As luck has it, there’s hardly any accommodation around here at all. The hospedaje at the plaza is full. There’s a posh-looking hotel up the street from that, which charges about 400Pesos a night. We head out on a sand track for a few kilometres, hoping to find something on the outskirts, but nothing. There’s a parilla (braai/BBQ) restaurant out there in the middle of the olive groves, but it’s not an accommodation. The guys there tell us about “El Turko” another place near the bus terminal in town, and judging by the name we think we’ve struck it lucky. We go to check it out. They charge 120 a night and it’s a flea pit! Shit! What is is with accommodation in this part of the country?!

Once again it’s late afternoon and we’re desperate. We have to choose between driving another 2 hours in the dark, which is dangerous, or finding a place to camp, but nights are cold out here in the mountains.

We take a chance, ride back to the parilla restaurant up the sand road (Parilla El Christo, Av. Castro Barros, S/N Aimogasta / 03827-15655321) and ask whether we can camp out on their lawn. Luck has it that the owner’s son-in-law, Eugene, is there and he agrees. He shows us a nice spot right in their olive grove to pitch our tent and even cuts up a few large nylon sacks to lay underneath it.
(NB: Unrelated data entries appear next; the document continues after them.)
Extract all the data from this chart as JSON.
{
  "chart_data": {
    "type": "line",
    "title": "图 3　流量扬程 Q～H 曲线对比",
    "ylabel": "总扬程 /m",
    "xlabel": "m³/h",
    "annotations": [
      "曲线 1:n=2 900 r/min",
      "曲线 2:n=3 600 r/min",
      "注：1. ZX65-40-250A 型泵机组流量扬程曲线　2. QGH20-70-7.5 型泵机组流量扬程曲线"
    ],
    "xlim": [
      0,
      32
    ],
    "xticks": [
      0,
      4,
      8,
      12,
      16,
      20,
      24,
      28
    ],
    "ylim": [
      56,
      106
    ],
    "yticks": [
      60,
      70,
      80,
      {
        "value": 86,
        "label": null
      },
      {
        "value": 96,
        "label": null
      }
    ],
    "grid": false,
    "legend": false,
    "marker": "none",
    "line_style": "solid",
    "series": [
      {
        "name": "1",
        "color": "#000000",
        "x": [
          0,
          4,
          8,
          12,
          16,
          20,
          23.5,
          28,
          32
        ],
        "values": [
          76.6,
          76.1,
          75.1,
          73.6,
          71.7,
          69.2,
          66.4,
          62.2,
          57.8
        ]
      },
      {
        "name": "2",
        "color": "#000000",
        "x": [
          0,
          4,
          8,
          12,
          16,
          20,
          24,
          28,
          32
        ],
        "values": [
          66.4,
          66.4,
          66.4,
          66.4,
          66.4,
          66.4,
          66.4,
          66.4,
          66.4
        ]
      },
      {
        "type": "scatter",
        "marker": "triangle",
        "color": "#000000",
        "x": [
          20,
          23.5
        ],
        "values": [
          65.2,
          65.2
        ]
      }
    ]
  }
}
Excellent! We know it gets cold here at night and we only have summer sleeping bags but we recon we’ll manage somehow, and it can’t be worse than getting eaten alive by the bugs in El Turco!


At night we have dinner at the Parilla El Christo restaurant. Eugene and the Patron, Fred, serve us up a feast for kings. A healthy mixed salad, potato chips fried in olive oil and a meat BBQ that leaves nothing to be desired: biffe chorizo (a kind of tender loin or filet steak), a tangy pork-beef chorizo sausage, grilled blood sausage, beef ribs, grilled stomach strips and a gland from the cow’s neck. And of course, fresh green and black olives from the local harvest. There’s so much meat on the table that we can’t finish it but we try hard, and it’s absolutely delightful! We wash is down with some dark Salta beer, some Argentinian wine and, to aid the digestion, some dark Dominican rum, as we soak up the warmth from the large open fireplace beside us.

Sated and buzzing with comfort, we retire to our tent and get our much needed rest. We couldn’t have wished for a better end to our day. I have to send my family out here for a meal! This place is fantastic. And it’s been running for eighteen years.


Our deepest gratitude goes out to the Cordoba family, who so kindly gave us a place to stay in their olive grove (awesome!) and showed us some of the best dining Argentina has to offer, without a doubt. May you live long and prosper! We hope we can return again some day!


And folks, seriously: if you are ever passing this town you’re doing yourself a great disservice if you do not stop by Parilla El Christo for a meal. Do it!